Ob Personalabbau, Fusion oder Sitzverlegung – viele Fälle der Unternehmensveränderungen gehen mit Entlassungen einher. Kann eine Mehrzahl von Entlassungen nicht ausgeschlossen werden, ist das gesetzliche Konsultationsverfahren durchzuführen. Der Respekt vor diesem Verfahren ist gross. Zu Recht. Doch richtig genutzt, bringt es dem Unternehmen viele Vorteile.
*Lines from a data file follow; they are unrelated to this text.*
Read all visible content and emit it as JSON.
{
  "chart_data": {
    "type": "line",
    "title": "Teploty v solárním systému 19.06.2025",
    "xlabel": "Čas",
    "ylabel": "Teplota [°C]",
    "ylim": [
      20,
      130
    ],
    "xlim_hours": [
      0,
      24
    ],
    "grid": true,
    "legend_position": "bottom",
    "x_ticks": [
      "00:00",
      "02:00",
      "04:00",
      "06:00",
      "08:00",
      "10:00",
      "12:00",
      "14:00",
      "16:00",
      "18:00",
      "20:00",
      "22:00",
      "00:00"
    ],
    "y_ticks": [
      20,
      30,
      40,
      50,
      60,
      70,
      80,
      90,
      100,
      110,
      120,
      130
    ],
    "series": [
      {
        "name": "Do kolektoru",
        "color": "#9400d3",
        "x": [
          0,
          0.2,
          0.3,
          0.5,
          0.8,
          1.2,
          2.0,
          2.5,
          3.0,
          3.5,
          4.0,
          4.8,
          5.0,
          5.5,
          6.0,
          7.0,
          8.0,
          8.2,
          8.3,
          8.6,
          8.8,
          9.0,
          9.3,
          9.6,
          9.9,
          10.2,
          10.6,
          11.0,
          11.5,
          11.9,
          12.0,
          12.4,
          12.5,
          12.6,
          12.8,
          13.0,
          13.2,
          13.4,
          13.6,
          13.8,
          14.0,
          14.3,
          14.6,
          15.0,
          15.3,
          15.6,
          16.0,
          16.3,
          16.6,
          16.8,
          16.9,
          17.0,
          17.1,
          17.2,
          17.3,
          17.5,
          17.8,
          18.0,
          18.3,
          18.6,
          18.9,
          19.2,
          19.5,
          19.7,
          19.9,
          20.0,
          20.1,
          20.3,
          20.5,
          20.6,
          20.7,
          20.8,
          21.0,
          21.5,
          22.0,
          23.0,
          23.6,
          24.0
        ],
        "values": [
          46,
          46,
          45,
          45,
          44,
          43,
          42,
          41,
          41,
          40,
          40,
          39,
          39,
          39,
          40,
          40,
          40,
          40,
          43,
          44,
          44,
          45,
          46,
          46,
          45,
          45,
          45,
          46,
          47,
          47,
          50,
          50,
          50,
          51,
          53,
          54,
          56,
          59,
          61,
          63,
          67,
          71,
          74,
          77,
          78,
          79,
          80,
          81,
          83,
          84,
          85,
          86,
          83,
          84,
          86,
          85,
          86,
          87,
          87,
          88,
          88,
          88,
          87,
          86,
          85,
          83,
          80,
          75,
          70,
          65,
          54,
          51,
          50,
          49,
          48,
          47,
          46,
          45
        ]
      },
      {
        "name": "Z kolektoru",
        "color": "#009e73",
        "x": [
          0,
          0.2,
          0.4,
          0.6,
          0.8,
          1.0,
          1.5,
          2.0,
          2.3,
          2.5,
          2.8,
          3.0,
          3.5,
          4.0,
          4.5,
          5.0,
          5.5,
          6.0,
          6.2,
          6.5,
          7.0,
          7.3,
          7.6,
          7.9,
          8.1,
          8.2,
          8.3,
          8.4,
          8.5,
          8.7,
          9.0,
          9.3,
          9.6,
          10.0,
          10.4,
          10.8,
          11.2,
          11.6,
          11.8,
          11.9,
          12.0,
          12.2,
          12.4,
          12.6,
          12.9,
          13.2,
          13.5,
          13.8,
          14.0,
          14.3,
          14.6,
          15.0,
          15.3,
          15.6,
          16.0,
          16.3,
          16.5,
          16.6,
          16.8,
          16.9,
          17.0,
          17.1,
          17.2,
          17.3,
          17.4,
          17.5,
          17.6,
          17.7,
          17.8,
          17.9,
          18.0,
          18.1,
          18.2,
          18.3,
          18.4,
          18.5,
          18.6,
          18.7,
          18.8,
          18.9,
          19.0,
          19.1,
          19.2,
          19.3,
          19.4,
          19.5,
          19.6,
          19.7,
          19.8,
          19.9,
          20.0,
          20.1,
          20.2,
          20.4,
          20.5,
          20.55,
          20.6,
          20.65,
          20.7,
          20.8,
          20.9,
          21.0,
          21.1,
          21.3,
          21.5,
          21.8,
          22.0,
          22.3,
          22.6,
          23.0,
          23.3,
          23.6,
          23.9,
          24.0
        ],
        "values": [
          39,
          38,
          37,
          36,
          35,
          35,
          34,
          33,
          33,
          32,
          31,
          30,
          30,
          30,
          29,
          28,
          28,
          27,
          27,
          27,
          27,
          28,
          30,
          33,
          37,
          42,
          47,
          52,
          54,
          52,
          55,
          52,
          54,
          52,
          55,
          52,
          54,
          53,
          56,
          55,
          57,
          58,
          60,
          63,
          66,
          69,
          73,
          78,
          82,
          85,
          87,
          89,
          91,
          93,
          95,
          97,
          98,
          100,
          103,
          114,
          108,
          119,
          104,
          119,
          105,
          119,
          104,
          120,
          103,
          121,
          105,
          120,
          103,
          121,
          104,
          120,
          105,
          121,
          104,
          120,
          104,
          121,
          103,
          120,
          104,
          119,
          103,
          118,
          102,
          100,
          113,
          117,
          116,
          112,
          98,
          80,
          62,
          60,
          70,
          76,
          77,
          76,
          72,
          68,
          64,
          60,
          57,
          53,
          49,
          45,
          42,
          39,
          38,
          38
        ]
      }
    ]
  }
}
Befassen sich Arbeitgeber mit einer anstehenden Unternehmensveränderung, die auch Vertragskündigungen zur Folge hat, so wird nicht selten zu Beginn relativ viel gedankliche Arbeit darauf verwendet, wie das gesetzliche Konsultationsverfahren vermieden werden könnte. Ein Fehler, der das Unternehmen später allenfalls teuer zu stehen kommt. Vielmehr sollte die Vorarbeit in die gute Planung des Verfahrens investiert werden.

Chance nutzen

Etwas vereinfacht ausgedrückt verlangt das Konsultationsverfahren vom Arbeitgeber nichts anderes, als dass er vor seiner definitiven Beschlussfassung der drohenden Massenentlassung (oder Massenänderungskündigung) die Belegschaft über den geplanten Schritt informiert und dieser die Gelegenheit gibt, Vorschläge zu unterbreiten, wie die Entlassungen vermieden werden könnten. Im Vorteil sind jene Unternehmen, die eine gewählte Arbeitnehmervertretung haben. In diesem Fall, ist nämlich die Arbeitnehmervertretung Ansprechpartner des Konsultationsverfahrens. Wo keine Arbeitnehmervertretung besteht, muss die ganze Belegschaft informiert und zur Konsultation aufgefordert werden, was zuweilen zu unklaren Situationen führen kann. Diese gesetzlich auferlegte Vorlaufzeit zwingt den Arbeitgeber zu kommunizieren. Und zwar im Sinne einer echten Kommunikation, also zweiseitig.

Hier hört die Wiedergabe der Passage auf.